The wolf (Benecio Del Toro), the wolf, the wolf is on fire in the pretty, but empty remake of "The Wolfman".

The wolf (Benecio Del Toro), the wolf, the wolf is on fire in the pretty, but empty remake of "The Wolfman".

It is monsterdom’s Jan Brady to vampirism’s Marsha.

While considered one of the “classic” monsters, the Wolfman has clearly lost the PR battle with dear old Drac. But face it, being a vampire is just flat out more appealing that being a werewolf. Vampires represent repressed sexuality while werewolves represent the destructive impulses of the id.

Sex or destruction. It’s a pretty easy choice.

Not that there haven’t been attempts to make werewolves cooler or more appealing, but in the end, they fall prey to the usual flaws. One, a werewolf is a straight up killing machine: there are no cool clothes, trendy clubs or slick seductions.  Two, they’re monsters only about three days out of the month – how scary is that? Granted, I had a girlfriend like that once, but I digress.

“The Wolfman” is the latest attempt to revive the lowly lycanthrope in a way that doesn’t involved overly-ripped teens. Once again, we follow Larry (or in this gothic take on the story – Lawrence) Talbot  as he returns to his cursed ancestral home in the English countryside to investigate the murder of his brother.  Here we meet his distant and somewhat eccentric father, Sir John (Anthony Hopkins) and his brother’s grieving fiancée, Gwen (Emily Blunt).  The search for answers leads them to a gypsy camp, a dancing bear and, inevitably, a werewolf. Bloody mayhem ensues and, of course, the monster bites Lawrence. While recuperating, Inspector Abberline (Hugo Weaving) from Scotland Yard visits him looking to get to the bottom of things and thus, the game is afoot.
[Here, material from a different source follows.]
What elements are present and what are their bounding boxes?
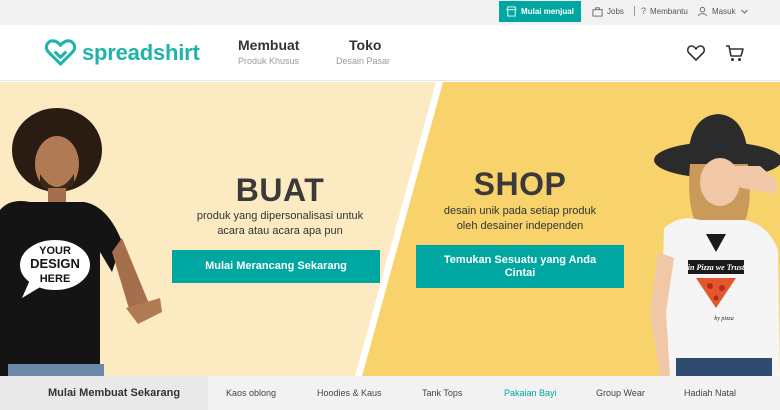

Director Joe Johnston (“Hidalgo”, “October Sky”) brings us a gorgeously shot film working from a script by Andrew Kevin Walker (“Sleepy Hollow”) and David Self (“Road to Perdition”).  Execution is solid in most places except that, as Johnson’s first horror movie, he relies a little too heavily on ham-fisted jumpscares. It’s a shame because he otherwise does a good job of creating a nice dark, tense atmosphere throughout the movie.  And if that was the only flaw with this movie, I would daresay that this is a great revival of the franchise.

Unfortunately, Benicio Del Toro almost put a silver bullet through the heart of this movie. I should probably exercise some total disclosure and mention that I am not his biggest fan, but I felt like I went in willing to give him a chance. However, instead of engaging me in some sympathetic way, he just seemed to wander, glassy-eyed, from scene to scene armed only with a devastatingly small range of emotion.  I could understand if it were just for a bit of the movie where he was trying to portray numbed grief, but he seemed to be a soul-less automaton for the duration. It could have single-handedly torpedoed the whole movie.

Thank the gods for Anthony Hopkins.

Hopkins easily pulls the movie back from the abyss. I am convinced that he is the best monster in the modern era. There’s just something about the way he brings a causal menace to the screen that makes you say, “He is evil. He is a bad man… and yet, I must have tea with him.” Oh, and Hugo Weaving is rapidly turning into this generation’s Sean Connery. Not in that he portrays iconic heroes, but in that no matter what role he’s playing, he has the same accent. Emily Blunt doesn’t have much to do except for being look sad and be kinda angsty. Rick Baker’s special effects make-up for the wolfman are very good, of course. The CG effects were somewhat lacking. There were spots that I found it to be jarringly bad. They should have called Pixar to get some tips on how to render fur better.

“The Wolfman”, in spite of some fairly serious missteps, teaches the old dog some new tricks but still doesn’t do quite enough to muscle the old hairball past his blood sucking cousins.